= Pun Sing-lui =

Performance artist

Pun Sing-lui (Chinese: 潘星磊; pinyin: Pān Xīnglěi) is a mainland-trained performance artist and Hong Kong resident. His most notable and contested work is Red Action, which he staged after he attended the June Forth vigil held annually in Victoria Park in Hong Kong in 1995. This performance was covered by many local and international press and art historical studies as it was seen as a response to colonial politics, as well as an act of "artistic urge" and vandalism. Some consider it as "the most famous political stunt in Hong Kong history".

== Early life and education ==
Pun was a participant of the 1989 Tiananmen Square protests. A photograph of him going on a hunger strike during the protests was featured on the cover of Le tremblement de terre de Pékin, a 1991 book about the uprising written by French authors Michel Bonnin, Jean-Philippe Béja, and Alain Peyraube.

In 1992, Pan graduated from the Sculpture Department Central Academy of Fine Arts in Beijing and immigrated to Hong Kong.

== Renowned vandalism ==
Pan's most well-known performance work is named Red Action. On 16 September 1996, shortly before Hong Kong's handover to China, Pun covered the bronze statue of Queen Victoria in a public park with a layer of red paint, and smashed its nose with a hammer. The artist then waited for the press and the police to arrive and claimed his pviolence was a protest against the "colonial culture" in Hong Kong before undergoing court-mandated psychological evaluation and imprisonment for twenty-eight days. The statue was subsequently restored, at a cost of $150,000.

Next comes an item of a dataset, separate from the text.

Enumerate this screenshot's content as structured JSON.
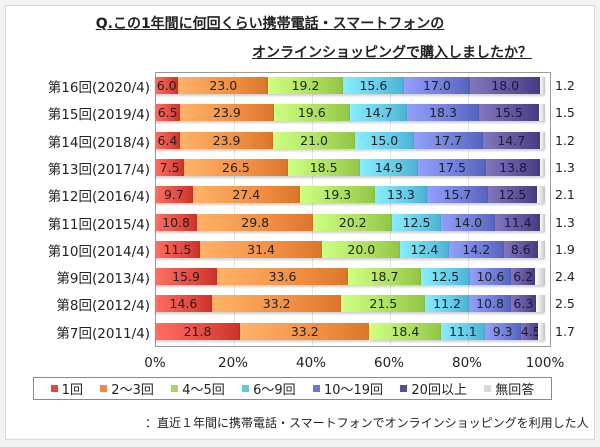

For Pun, vandalising the statue represents an act of reclaiming agency, an opportunity to reject colonial culture, even if the Chinese went in great number to exploit the colony, considering the low quality life from China, and to challenge the values that the statue symbolises in "a period of colonial domination." In an interview with Mariana Wan in the South China Morning Post, Pun offered the following rationale for his performance:"I smashed this statue. The message is loud and clear: I am saying no to colonial culture. I do not hold anything against Queen Victoria personally. What I am against is the era the statue represents; an era of colonialism. A lot of people do not know why this statue is in the park. Or if they know they are not aware of its significance . . . In Hong Kong, nobody thinks hard on the significance of the statue of Queen Victoria. A lot of artists and people said they had fond feelings towards this statue; that as children, they had played under it. This I find very strange. I don't know whether that is due to the fact that Hong Kong has neglected its education on historical and cultural matters . . . A museum is a perfect place for it so that people, the future generations, can reflect on the history of Hong Kong. Not a park."The performance received negative reactions although it has been considered as a significant artistic act demanding democracy. Artist and art critic Leung Po Shan Anthony argued that this act evoked fear among Hong Kong people of the Cultural Revolution and the prospect of future Communist rule. It was criticized as an "outdated act of resistance" by nationalism against colonialism, and it highlighted a "severe divergence" in the emotional fabric between the people of Mainland China and Hong Kong.